Матрос почувствовал братнино насмешливое недоверие:
— Ты чего лыбишься?
На небритой щеке Павла уже высыхала маленькая мокрая полоска. Он спокойно полулежал, опершись плечами на бревна стены. В груди матроса все клокотало. Все в нем кипело и плавилось, а брат, его родной брат, молчал и не двигался!
— Очнись! — сказал Павел спокойно.
Матрос вскочил с чурбана с жестоким северным матом.
Павел так же спокойно остановил его:
— Там, под лавочкой… Корзина с жильцовским сгрументом. Дай суда!
Матрос нашарил корзину и поставил на стол. Павел поднялся. Попросил подать левый валенок, обул его. Оторвал от мучного мешка льняную завязку и оглядел правую обмороженную ступню.

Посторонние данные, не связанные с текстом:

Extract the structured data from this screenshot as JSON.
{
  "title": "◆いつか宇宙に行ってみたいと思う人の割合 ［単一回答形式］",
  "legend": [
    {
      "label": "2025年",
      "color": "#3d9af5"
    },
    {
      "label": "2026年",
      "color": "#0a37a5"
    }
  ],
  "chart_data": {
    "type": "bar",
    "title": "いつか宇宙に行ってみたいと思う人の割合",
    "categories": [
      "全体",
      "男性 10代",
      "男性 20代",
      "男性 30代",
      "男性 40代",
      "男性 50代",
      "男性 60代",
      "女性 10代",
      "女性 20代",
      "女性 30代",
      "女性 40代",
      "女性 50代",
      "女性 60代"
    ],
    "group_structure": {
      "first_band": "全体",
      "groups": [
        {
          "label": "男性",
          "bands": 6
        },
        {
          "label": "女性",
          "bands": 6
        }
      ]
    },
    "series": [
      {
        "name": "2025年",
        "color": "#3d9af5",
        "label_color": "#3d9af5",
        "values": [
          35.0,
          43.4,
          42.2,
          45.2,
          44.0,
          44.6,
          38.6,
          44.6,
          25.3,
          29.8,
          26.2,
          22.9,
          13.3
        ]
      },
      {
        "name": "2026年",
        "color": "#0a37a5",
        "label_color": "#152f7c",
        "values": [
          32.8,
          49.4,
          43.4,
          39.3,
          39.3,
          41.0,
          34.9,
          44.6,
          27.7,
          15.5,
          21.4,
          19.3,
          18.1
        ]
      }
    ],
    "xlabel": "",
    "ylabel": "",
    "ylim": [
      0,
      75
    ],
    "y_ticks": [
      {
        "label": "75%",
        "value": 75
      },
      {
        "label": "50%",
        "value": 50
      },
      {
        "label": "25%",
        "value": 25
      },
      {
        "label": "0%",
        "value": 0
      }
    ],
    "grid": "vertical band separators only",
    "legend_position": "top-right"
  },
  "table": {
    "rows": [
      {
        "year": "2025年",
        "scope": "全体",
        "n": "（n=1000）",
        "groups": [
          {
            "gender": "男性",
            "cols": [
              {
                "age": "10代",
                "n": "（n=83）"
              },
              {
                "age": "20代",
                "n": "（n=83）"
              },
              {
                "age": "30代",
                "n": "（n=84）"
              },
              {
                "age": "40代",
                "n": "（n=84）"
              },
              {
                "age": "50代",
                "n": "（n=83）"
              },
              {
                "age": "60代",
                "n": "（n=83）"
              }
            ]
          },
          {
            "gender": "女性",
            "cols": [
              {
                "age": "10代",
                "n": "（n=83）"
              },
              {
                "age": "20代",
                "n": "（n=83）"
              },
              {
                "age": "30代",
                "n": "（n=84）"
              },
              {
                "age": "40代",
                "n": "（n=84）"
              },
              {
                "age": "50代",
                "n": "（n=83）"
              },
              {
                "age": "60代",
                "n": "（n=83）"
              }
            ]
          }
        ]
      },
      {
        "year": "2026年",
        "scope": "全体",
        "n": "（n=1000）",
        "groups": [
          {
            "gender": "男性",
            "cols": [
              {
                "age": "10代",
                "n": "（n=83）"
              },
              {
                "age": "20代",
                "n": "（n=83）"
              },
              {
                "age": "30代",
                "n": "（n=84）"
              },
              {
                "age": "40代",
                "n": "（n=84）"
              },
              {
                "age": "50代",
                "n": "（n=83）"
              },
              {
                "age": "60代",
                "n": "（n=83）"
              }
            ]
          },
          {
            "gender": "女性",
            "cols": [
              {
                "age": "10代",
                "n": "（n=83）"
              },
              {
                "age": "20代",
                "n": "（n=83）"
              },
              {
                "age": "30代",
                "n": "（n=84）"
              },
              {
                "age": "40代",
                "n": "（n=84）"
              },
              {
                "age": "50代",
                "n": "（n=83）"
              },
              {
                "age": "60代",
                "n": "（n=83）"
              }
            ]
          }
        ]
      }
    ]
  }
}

Снова откинулся на топчане…
— Ты чего? — спросил матрос, когда Павел дважды, вдоль, разорвал чистую холщовую скатерку, в которой были завернуты жильцовские калачи. Павел молча достал из корзины широкую жильцовскую стамеску, попробовал острие:
— Лапка-то… вишь, синеет. Зажги лучину! — тихо, но твердо сказал Павел. — Да не одну, а пучок…
В голосе брата было столько уверенности, столько спокойной силы, что матрос затих, вопреки себе. Он зажег пук лучины и приблизился к топчану.
— Дай топор! Там, за печью.
— Ты что? — заговорил было матрос, но брат жестом приказал замолчать.
Василий, не зная, что будет дальше, принес топор. Павел взял стамеску и начал калить ее на лучинном огне. Бросил недогоревшую лучину на земляной пол и поставил обмороженную ступню на сосновый чурбан:
— Бери топор и стамеску!
Старший брат растерянно взял стамеску, но взять топор не осмеливался. Мельничная избушка на минуту утонула в стылую тишину. Казалось, даже дрова в очаге перестали трещать.
— Ну? Васька… Бери топор, бей. Я сам подержу стамеску-то…
Павел наставил стамеску к основанию большого пальца. Матрос Василий Пачин нехотя взял топор.
— Эх… ну? — Павел скрипнул зубами. — Дай топор мне! Тютя. Держи стамеску. Наставляй! Выше, выше, под самый корень. Держи прямо, бл… такая, кому говорю? — закричал Павел.
Когда рука матроса перестала дрожать, Павел ударил обухом по стамеске. Палец отлетел далеко к дверям. Кровь показалась не сразу.
Павел успел лечь на спину. Матрос начал пеленать рану холщовой лентой, она быстро наливалась бордовым цветом. Он льняной бечевой перетянул ступню наискось от среднего пальца, но вторая холстина тоже быстро краснела.
Теперь Павел лежал на спине поперек топчана, белый как полотно. Нога была поднята и упиралась пяткой в стену избы. Кровь останавливалась.
Матрос Василий Пачин плакал, он сидел рядом, на чурбане, который не успела оросить Павлова кровь. Сидел, упершись локтями в колени. Кровавые сжатые кулаки подпирали его обросшие за ночь скулы.